I was checking various things and when I checked mem, I noticed there is no swap.

Not to minimize your efforts on enabling swap, but the long boot time happens not because there's no swap, but because there's a swap entry in /etc/fstab that points to an invalid (non-existent) partition. Therefore, some init scripts invoked by systemd at boot time enter a wait loop, just in case this partition becomes available after some time. This invalid entry in /etc/fstab has been identified by another user here in the forum some posts ago, and just commenting it out solves the long boot time.

Now, if someone actually needs a swap partition, that's a different story... From my experience (and some other users as well), with 4 GB+ of RAM, there's no need of swap.
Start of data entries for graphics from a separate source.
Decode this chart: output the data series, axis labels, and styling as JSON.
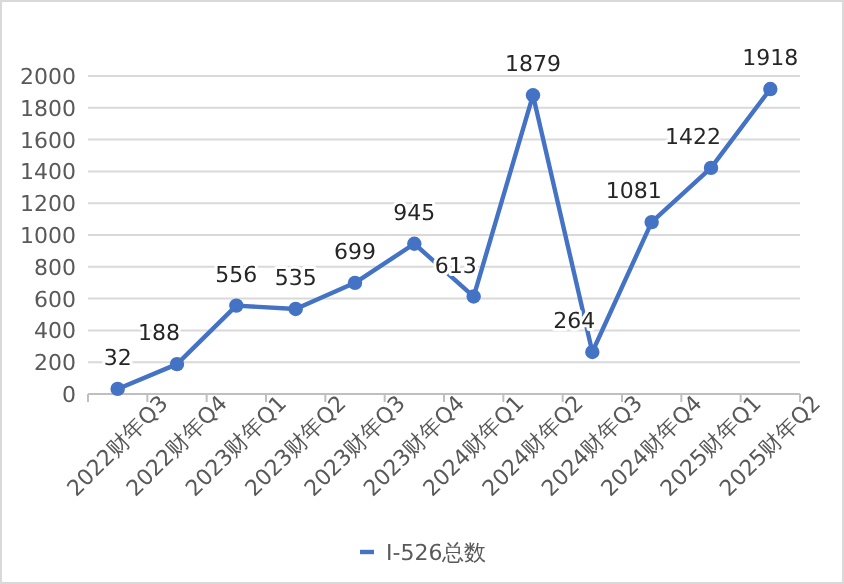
{
  "chart_data": {
    "type": "line",
    "categories": [
      "2022财年Q3",
      "2022财年Q4",
      "2023财年Q1",
      "2023财年Q2",
      "2023财年Q3",
      "2023财年Q4",
      "2024财年Q1",
      "2024财年Q2",
      "2024财年Q3",
      "2024财年Q4",
      "2025财年Q1",
      "2025财年Q2"
    ],
    "series": [
      {
        "name": "I-526总数",
        "color": "#4472c4",
        "values": [
          32,
          188,
          556,
          535,
          699,
          945,
          613,
          1879,
          264,
          1081,
          1422,
          1918
        ]
      }
    ],
    "ylim": [
      0,
      2000
    ],
    "yticks": [
      0,
      200,
      400,
      600,
      800,
      1000,
      1200,
      1400,
      1600,
      1800,
      2000
    ],
    "grid": "y",
    "legend": "bottom",
    "marker": "circle",
    "line_style": "solid",
    "data_labels": true
  }
}
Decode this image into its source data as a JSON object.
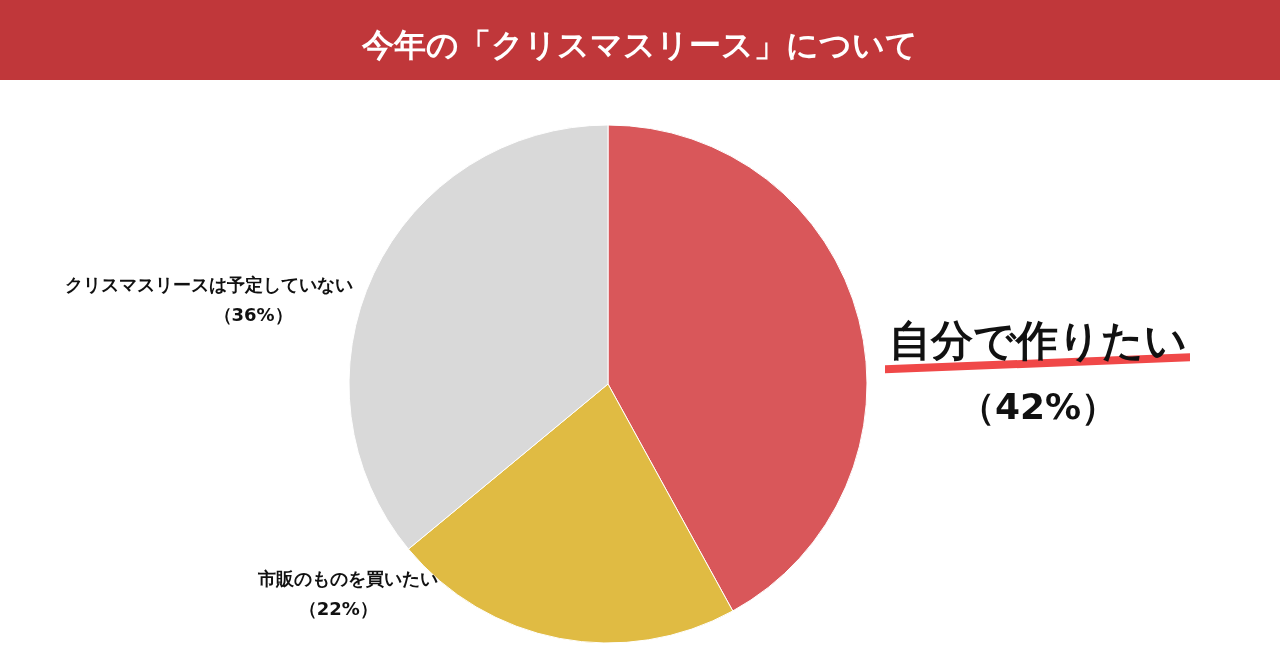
{
  "chart_data": {
    "type": "pie",
    "title": "今年の「クリスマスリース」について",
    "categories": [
      "自分で作りたい",
      "市販のものを買いたい",
      "クリスマスリースは予定していない"
    ],
    "values": [
      42,
      22,
      36
    ],
    "value_labels": [
      "（42%）",
      "（22%）",
      "（36%）"
    ],
    "colors": [
      "#d9575a",
      "#e0bb43",
      "#d9d9d9"
    ]
  }
}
I kept monitoring my RAM usage, even with Claymore's dual-mining, and it never came close to requiring swap. Now, going a bit more technical, if you were using your operating system in a different scenario (heavy multitasking, VM host, database server, desktop system where you need suspend-to-RAM etc.), you *may* benefit of a swap space even with enough RAM (and in case of suspend-to-RAM, you do need it, and at least the same size of your installed RAM), because the operating system may decide that it would be best to swap old memory pages to disk instead of purging them from RAM (and this "swappiness", in Linux, can actually be defined at runtime, i.e. you can instruct the kernel how agressively it should swap memory pages to disk). I don't think mining fits in these scenarios, and a swap space in a very slow medium like USB stick doesn't make much sense (I know in your case you used a SSD, but that's an exception). In Windows, Claymore requires a huge swap space because of different reasons (and Windows virtual memory management is different than in Linux).